ひたすら父親になるという男を避けていた。


けれど、珍しく母がご飯を食べに行こう、と言って連れ出されたのは、それから一ヶ月ほどが経った頃だったろう。


久しぶりの外食に心踊らせていると、個室の扉を開けて、ひどく驚いた。


あの男と、見知らぬ女の子。


騙された、とは思ったけれど、横の子は誰なのか。



「紹介するわね。
高岡さんの娘さんの、祥子ちゃん。」


祥子は自分よりひとつ下らしく、目が大きくて明瞭そうな顔立ちだ。


クラスにひとりはいる誰からも好かれるようなタイプで、この男の娘だとは思い難いほど品行方正。



「瑠衣の妹になるのよ。

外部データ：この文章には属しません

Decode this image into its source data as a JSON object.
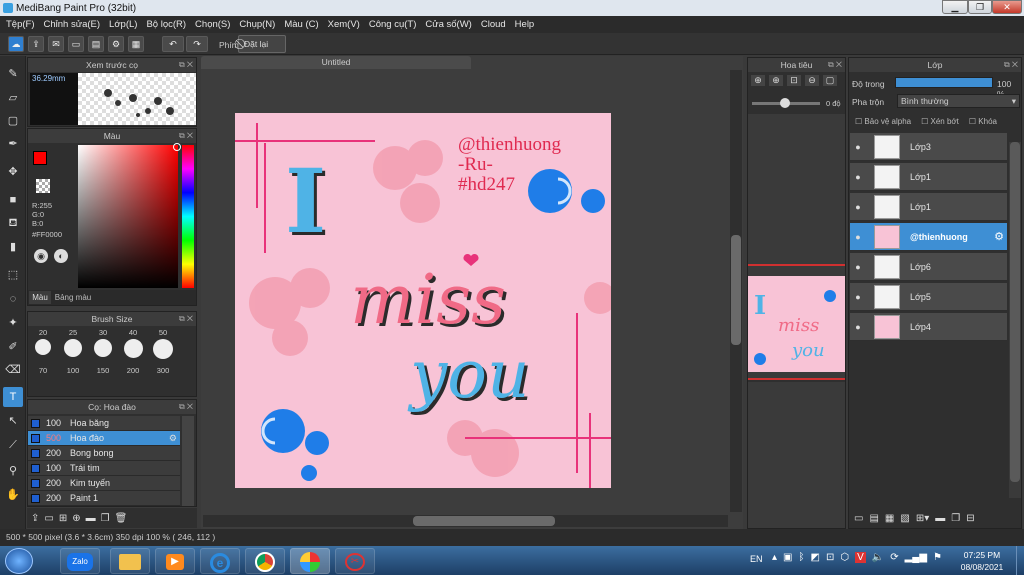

」


心のどこかで、この男に母を奪われるような気がしていた。


けれど自分に妹が出来るという事実に、図らずも、嬉しさを感じてしまった。


妹になるというその子は、はにかむように笑顔を零し、もしかしたらこの時にはもう、恋心さえ抱いていたのかもしれない。



「瑠衣くん、4人で家族になろう。」


高岡の言葉。


力強く言われた台詞に、気付けば無言で頷いていた。







今までだって、母とふたりでも立派な“家族”だったはずだ。


だから父親と妹が増えてどうなるのかなんてわからないけれど、でもふたりはそれから更に一ヶ月後、再婚した。


新居は築年数は古いけど、少し広めのアパートだった。


新しい生活と、新しい家族。


祥子はまるで仲を取り持つように、一家の中では常に笑顔でいた。


笑いが絶えないというだけで、こんなにも食卓が明るくなるのだと知ったのは、彼女のおかげだったのかもしれない。